Recommendations for Regulating Artificial Intelligence to Minimize Risks to Children and Their Families

From January 2023 to March 2024, multiple entities have published guidance on artificial intelligence (AI), underscoring growing public concerns regarding AI governance. Meanwhile, as federal and state legislators weigh the need for AI regulations to safeguard the public from various risks, recent discourse about AI risk has overlooked the use of AI by children and their families or caregivers. This gap is widening as students increasingly turn to AI for homework assistance and interact with AI-generated content (including images and videos), and as caregivers (including both parents and educators) attempt to use AI to foster child engagement. Drawing on lessons from a recent Child Trends study on the capabilities of AI systems, we propose stronger guidance and regulations to ensure rigorous assessment of potential harm by AI systems in contexts involving children and families.

For our study, we created two AI systems—both based on two prominent Large Language Models (LLMs; see Methods note below this blog)—and found that these two models showed strong agreement on simple tasks (e.g., identifying articles on compensating the early childhood workforce) but diverged when handling complex subjects (e.g., analyzing articles on change framework). This divergence in handling complex subjects illustrates a potential risk within AI systems: AI’s interpretation (or misinterpretation) of complex human ideas and values could expose children and caregivers to incorrect information or harmful content.

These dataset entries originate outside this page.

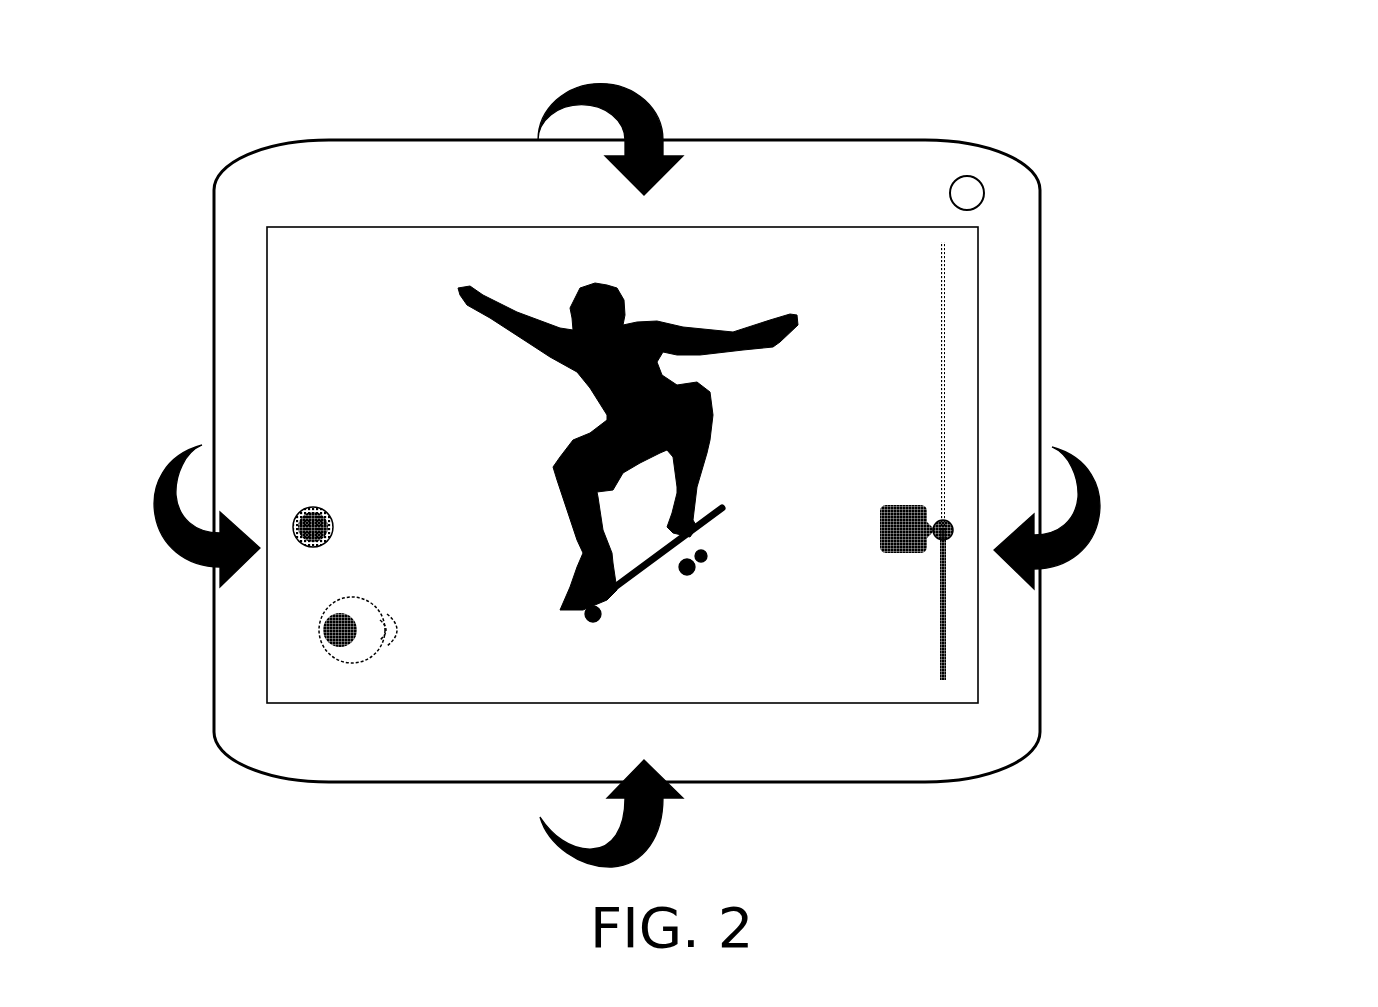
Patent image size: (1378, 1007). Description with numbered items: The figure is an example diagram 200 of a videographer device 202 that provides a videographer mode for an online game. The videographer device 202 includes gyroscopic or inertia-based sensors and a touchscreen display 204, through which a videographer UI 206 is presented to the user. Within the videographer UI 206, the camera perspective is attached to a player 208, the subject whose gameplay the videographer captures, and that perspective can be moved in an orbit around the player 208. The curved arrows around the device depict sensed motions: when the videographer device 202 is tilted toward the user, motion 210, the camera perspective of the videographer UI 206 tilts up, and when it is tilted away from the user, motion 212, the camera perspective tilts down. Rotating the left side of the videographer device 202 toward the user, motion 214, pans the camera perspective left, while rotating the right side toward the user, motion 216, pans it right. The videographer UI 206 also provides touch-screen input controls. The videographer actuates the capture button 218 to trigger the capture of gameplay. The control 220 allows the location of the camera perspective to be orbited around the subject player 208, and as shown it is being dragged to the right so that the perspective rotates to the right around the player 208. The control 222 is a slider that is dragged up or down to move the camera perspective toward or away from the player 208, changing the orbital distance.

The example diagram 200 is at (718, 447).
The videographer device 202 is at (1052, 177).
The touchscreen display 204 is at (262, 225).
The videographer UI 206 is at (611, 531).
The player 208 is at (658, 311).
The motion 210 is at (687, 104).
The motion 212 is at (685, 816).
The motion 214 is at (162, 560).
The motion 216 is at (1082, 438).
The capture button 218 is at (296, 505).
The control 220 is at (316, 665).
The control 222 is at (962, 300).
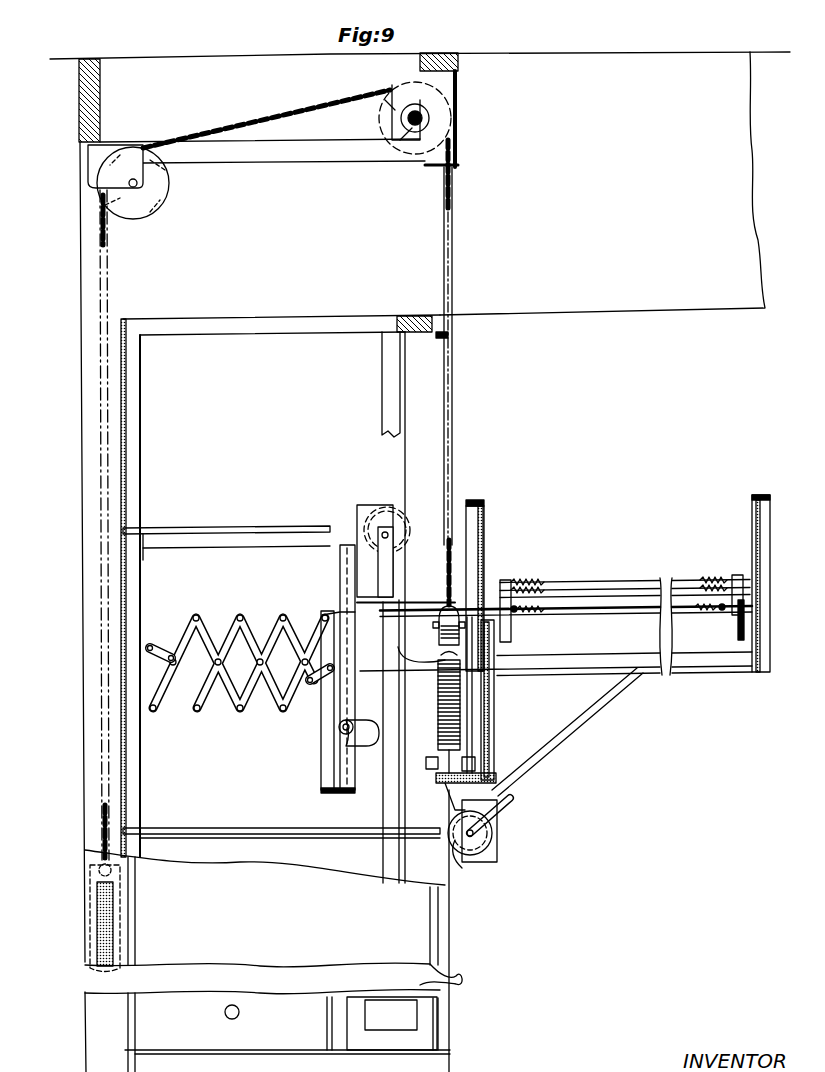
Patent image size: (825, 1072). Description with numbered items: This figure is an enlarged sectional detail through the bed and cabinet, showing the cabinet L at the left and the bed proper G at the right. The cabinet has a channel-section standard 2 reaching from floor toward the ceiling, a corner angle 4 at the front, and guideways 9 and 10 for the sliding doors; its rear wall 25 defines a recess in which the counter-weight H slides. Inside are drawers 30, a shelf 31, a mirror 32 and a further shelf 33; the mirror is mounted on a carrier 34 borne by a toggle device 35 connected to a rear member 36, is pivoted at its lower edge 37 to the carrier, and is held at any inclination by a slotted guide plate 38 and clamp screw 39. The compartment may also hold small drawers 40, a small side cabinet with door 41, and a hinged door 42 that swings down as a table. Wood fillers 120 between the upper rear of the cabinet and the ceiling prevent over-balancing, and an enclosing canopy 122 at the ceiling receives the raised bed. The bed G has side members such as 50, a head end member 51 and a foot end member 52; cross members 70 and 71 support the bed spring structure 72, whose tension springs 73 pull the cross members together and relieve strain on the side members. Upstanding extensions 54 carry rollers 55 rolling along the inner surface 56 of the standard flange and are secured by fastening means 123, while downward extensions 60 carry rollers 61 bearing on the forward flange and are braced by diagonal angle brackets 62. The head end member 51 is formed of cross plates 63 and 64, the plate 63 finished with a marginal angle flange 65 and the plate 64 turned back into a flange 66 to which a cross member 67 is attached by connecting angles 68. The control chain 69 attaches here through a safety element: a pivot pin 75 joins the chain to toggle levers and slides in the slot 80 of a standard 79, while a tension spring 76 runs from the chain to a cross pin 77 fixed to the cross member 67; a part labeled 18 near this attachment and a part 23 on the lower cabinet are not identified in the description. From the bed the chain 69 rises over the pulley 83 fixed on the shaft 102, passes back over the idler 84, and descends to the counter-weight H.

The wood fillers 120 is at (100, 103).
The enclosing canopy 122 is at (706, 295).
The idler 84 is at (168, 192).
The shaft 102 is at (400, 118).
The pulley 83 is at (385, 140).
The control cable or chain 69 is at (110, 270).
The standard 2 is at (432, 398).
The guideway 9 is at (440, 340).
The cabinet portion L is at (168, 438).
The rear wall 25 is at (122, 500).
The guideway 10 is at (405, 348).
The inner surface of inner flange 56 is at (404, 462).
The further shelf 33 is at (210, 525).
The toggle device 35 is at (235, 612).
The rear member 36 is at (155, 622).
The carrier 34 is at (323, 765).
The mirror 32 is at (344, 588).
The fastening means 123 is at (368, 620).
The pivotal connection 37 is at (345, 792).
The clamp screw 39 is at (350, 718).
The slotted guide plate 38 is at (361, 745).
The upstanding extensions 54 is at (375, 494).
The roller 55 is at (400, 520).
The reinforcing marginal angle flange 65 is at (478, 498).
The head end member 51 is at (487, 540).
The cross plate 63 is at (487, 560).
The side member 50 is at (554, 627).
The bed portion G is at (684, 683).
The cross member 70 is at (525, 632).
The tension springs 73 is at (530, 605).
The bed spring structure 72 is at (578, 605).
The cross member 71 is at (738, 630).
The foot end member 52 is at (752, 505).
The pivot pin 75 is at (438, 625).
The slot 80 is at (411, 642).
The tension spring 76 is at (437, 705).
The standard 79 is at (474, 700).
The cross plate 64 is at (492, 718).
The bolt 18 is at (475, 760).
The cross pin 77 is at (432, 757).
The cross member 67 is at (440, 783).
The connecting angles 68 is at (445, 805).
The angle brackets 62 is at (570, 740).
The flange 66 is at (500, 800).
The extensions 60 is at (495, 848).
The rollers 61 is at (456, 852).
The shelf 31 is at (240, 816).
The drawers 30 is at (265, 864).
The corner angle 4 is at (451, 1040).
The door 42 is at (273, 949).
The break line 23 is at (286, 977).
The small drawers 40 is at (287, 1029).
The side cabinet with door 41 is at (400, 1015).
The counter-weight H is at (88, 940).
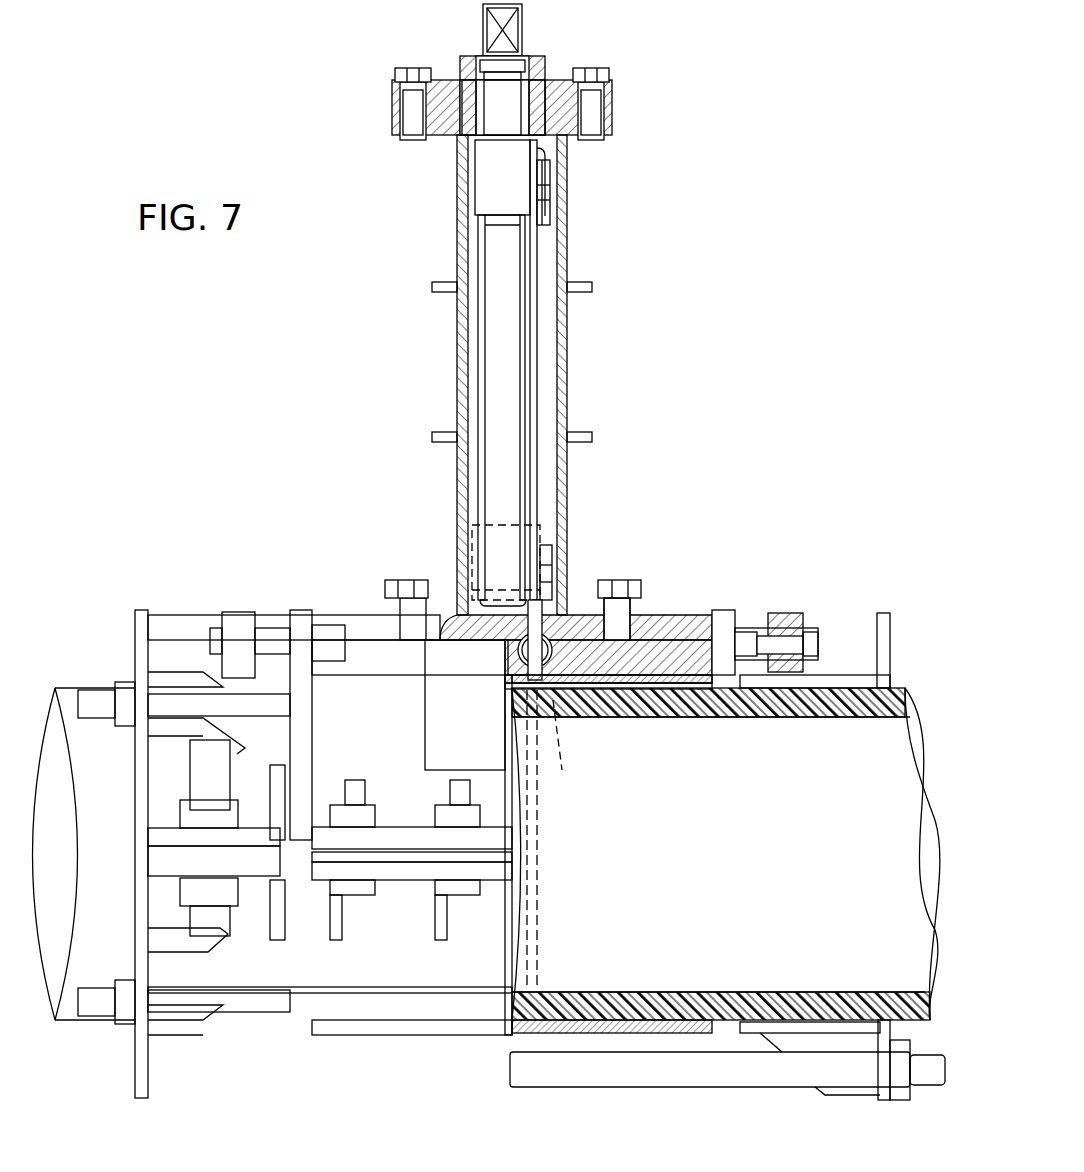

We propose that federal and state regulators mandate proper assessment of three aspects of AI systems to minimize the potential risks of AI to children and families. First, regulators should mandate AI assessments that are capable of distinguishing between AI systems that can reliably handle both simple and complex subjects and those that cannot. Our experience with the AI systems created for our study illustrates the need for safeguards so that AI tools and systems meant for young people—from chatbots to virtual reality devices—can be trusted to not generate images and suggestions that are harmful, dangerous, or unethical.